Unlocking the power of Kubernetes through observability
The growth in microservices and cloud-native applications is making operating environments more complicated, and developer teams are looking for new ways to better understand the tech landscape. This is where Kubernetes has a significant impact.
As an open source container-orchestration system, Kubernetes has become a must-have for engineering teams because of its ability to effectively scale and automate complex processes. But while Kubernetes solves old problems, it can also create new ones if not implemented correctly.
Adopting containers and container orchestration requires dev teams to rethink their monitoring strategies to account for the new infrastructure layers introduced in a distributed Kubernetes environment.
To make sense of the data created by the Kubernetes platform, engineering teams must implement observability tools.
Creating greater oversight
New Relic's 2021 Observability Forecast found that 52% of tech leaders in ANZ and 57% in APAC said that it was ‘very important' that observability is achieved for their organisation.
Observability goes beyond basic monitoring. It involves having real-time visibility across systems by collecting telemetry data, applying intelligence to contextualise this data, and visualising it to create actionable insights. It's not just about collecting logs, metrics and traces. Full observability is about relating data together.
The most valuable benefits of Kubernetes are only accessible by those who have great visibility across their systems. When developers can analyse their telemetry data, they can gain significant insights into the behaviour of their applications and can connect engineering decisions to business metrics, such as end-user latency.
Observability changes the way developers engage with their technology. It provides them with an understanding of events in their stack, and a greater understanding of the wider impact of errors.
Making sense of performance
Kubernetes observability allows teams to monitor new deployments, health checks and autoscaling. Kernel technologies such as Extended Berkeley Packet Filter (eBPF) can automatically collect metrics, events, traces and logs. eBPF can also cover each layer of a technology stack — including Kubernetes infrastructure.
The metadata created by deploying eBPF can help define the performance of applications and provide insights into metrics such as transaction times and error rates.
Tracking these kinds of dynamic events is vital to making sense of real-world performance. By having a graphical overview — a ‘single pane of glass' — teams can see what is happening on a cluster and what pods are doing. In addition, devs can see how their applications are performing in a containerised manner.
Fix problems quickly
Poor observability can cause engineers to work for hours, blindly grappling with downtime, alerts and errors. As a result, issues are more likely to develop into critical failures that alienate end users.
With true observability, developer teams can instead address errors and anomalies from a distance via an easy-to-use interface.

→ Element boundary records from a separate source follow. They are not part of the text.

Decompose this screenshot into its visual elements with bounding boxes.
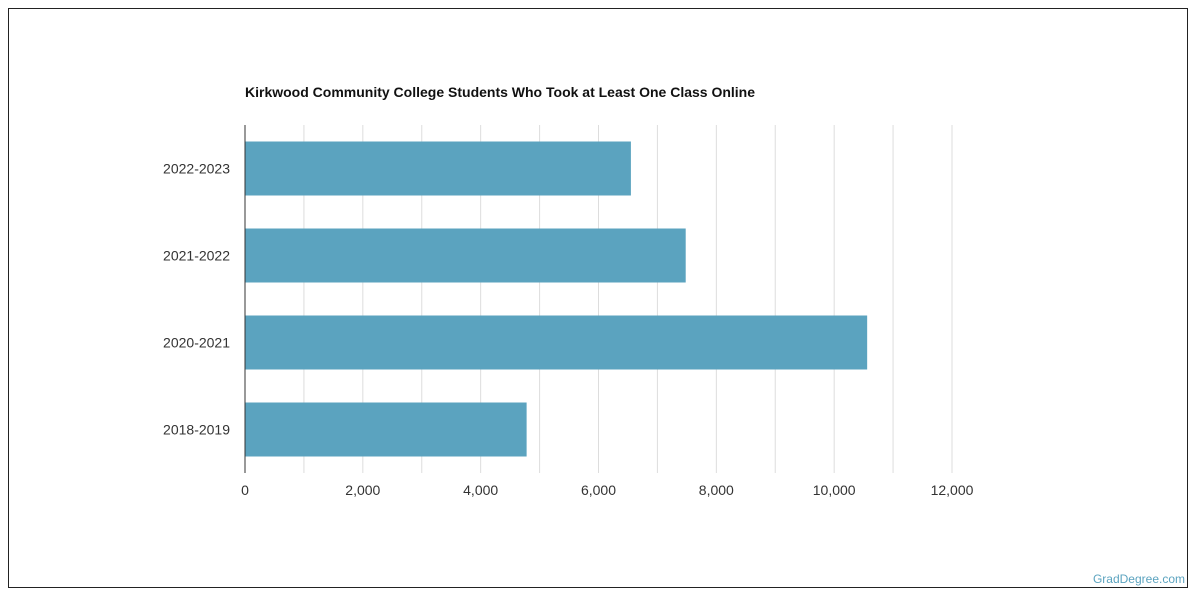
bar-2022-2023 <box>245 141 631 196</box>
y-tick-label: 2021-2022 <box>163 248 230 264</box>
bar-2020-2021 <box>245 315 868 370</box>
y-tick-label: 2022-2023 <box>163 161 230 177</box>
x-tick-label: 8,000 <box>699 482 734 498</box>
tick-labels: 2022-2023 2021-2022 2020-2021 2018-2019 0 2,0… <box>163 161 974 499</box>
x-tick-label: 6,000 <box>581 482 616 498</box>
watermark-link[interactable]: GradDegree.com <box>1092 572 1185 586</box>
bar-2021-2022 <box>245 228 686 283</box>
bar-2018-2019 <box>245 402 527 457</box>
x-tick-label: 10,000 <box>813 482 856 498</box>
bars <box>245 141 868 457</box>
x-tick-label: 12,000 <box>931 482 974 498</box>
x-tick-label: 4,000 <box>463 482 498 498</box>
chart-title: Kirkwood Community College Students Who … <box>245 84 756 100</box>
x-tick-label: 0 <box>241 482 249 498</box>
y-tick-label: 2018-2019 <box>163 422 230 438</box>
x-tick-label: 2,000 <box>345 482 380 498</box>
y-tick-label: 2020-2021 <box>163 335 230 351</box>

Over half (56%) of tech leaders in Australia and New Zealand and just under half (48%) in APAC indicated in New Relic's survey they will achieve and maintain end-to-end observability in the next year — so integrating Kubernetes should be key to this process.
Creating Kubernetes observability enables developers to form links between their monitoring tools and logged data, allowing them to review anomalies in a wider context. Developers can be self-sufficient in diagnosing problems — in production code and in speeding up the development process.
For the most part, the tech industry sees the value and potential of using Kubernetes, but its full potential is being held back by a lack of observability. Implementing observability provides greater clarity for developers and is crucial to the successful operation of all Kubernetes environments.
The clarity it provides makes it a vital tool for tech teams seeking to create greater oversight of their stack while understanding system performance and addressing issues quickly. Once teams improve on this, they'll be able to reap the rewards of improved business outcomes and create a more enjoyable user experience.